Geragos also hired investigators to evaluate wreckage at the scene, who determined that Rodas was driving 55 mph before the vehicle went out of control. This contradicts the Los Angeles County coroner’s report that car was speeding at more than 100 mph, and the investigations by the Los Angeles County Sherriff’s Office and California Highway Patrol that focused on speed.
Porsche pointed to the discrepancy.
“As you know, the crash was subject of a very detailed investigation by the authorities, both the California Highway Patrol and the L.A. County Sheriff’s Office,” said Bernd Harling, Head of Public Relations for Porsche Cars North America. “The reports showed that driving at a high speed in a negligent manner caused the crash.

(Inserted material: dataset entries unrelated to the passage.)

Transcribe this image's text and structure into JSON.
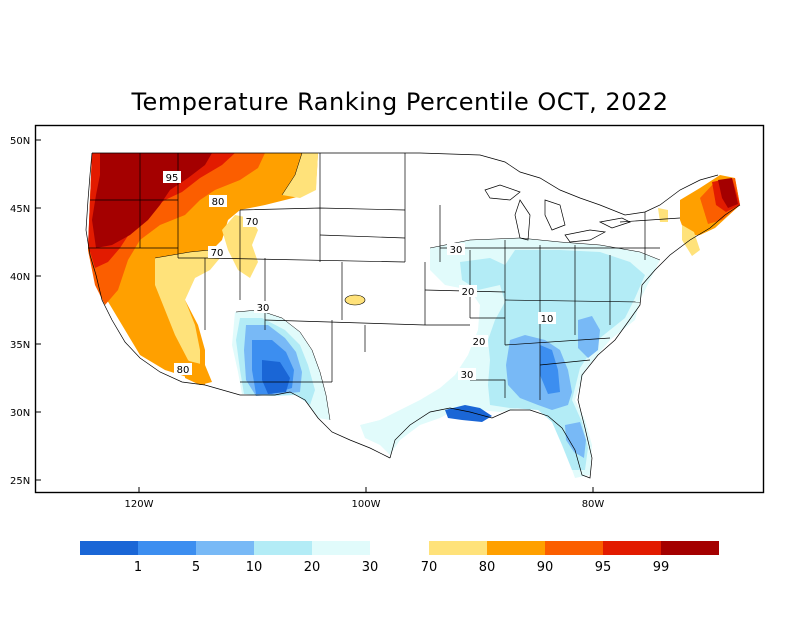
{
  "title": "Temperature Ranking Percentile OCT, 2022",
  "lat_labels": [
    "50N",
    "45N",
    "40N",
    "35N",
    "30N",
    "25N"
  ],
  "lon_labels": [
    "120W",
    "100W",
    "80W"
  ],
  "contour_labels": {
    "p95": "95",
    "p80a": "80",
    "p70a": "70",
    "p70b": "70",
    "p80b": "80",
    "p30a": "30",
    "p30b": "30",
    "p30c": "30",
    "p20a": "20",
    "p20b": "20",
    "p10": "10"
  },
  "legend": {
    "cool": [
      {
        "color": "#1a66d6",
        "label": "1"
      },
      {
        "color": "#3c8ef0",
        "label": "5"
      },
      {
        "color": "#78b9f6",
        "label": "10"
      },
      {
        "color": "#b3ecf6",
        "label": "20"
      },
      {
        "color": "#e1fbfb",
        "label": "30"
      }
    ],
    "warm_start_label": "70",
    "warm": [
      {
        "color": "#ffe27a",
        "label": "80"
      },
      {
        "color": "#ffa000",
        "label": "90"
      },
      {
        "color": "#fb5e00",
        "label": "95"
      },
      {
        "color": "#e21b00",
        "label": "99"
      },
      {
        "color": "#a40000",
        "label": ""
      }
    ]
  },
  "colors": {
    "cool_1": "#1a66d6",
    "cool_5": "#3c8ef0",
    "cool_10": "#78b9f6",
    "cool_20": "#b3ecf6",
    "cool_30": "#e1fbfb",
    "warm_70": "#ffe27a",
    "warm_80": "#ffa000",
    "warm_90": "#fb5e00",
    "warm_95": "#e21b00",
    "warm_99": "#a40000"
  }
}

Both concluded that there was no mechanical defect of the vehicle involved.”
“Their investigation disproves in the allegations in the lawsuit.”
Harling added that since the crash is now the subject of litigation, Porsche will not comment on it further. He expressed his sincere condolences for the Rodas and Walker families’ losses.
Walker’s former publicist Ame Van Iden does not have information about whether the Walker family is also considering legal action against Porsche.
Walker is survived by his parents, Cheryl Walker and Paul Walker Sr., four siblings and 15-year-old daughter, Meadow.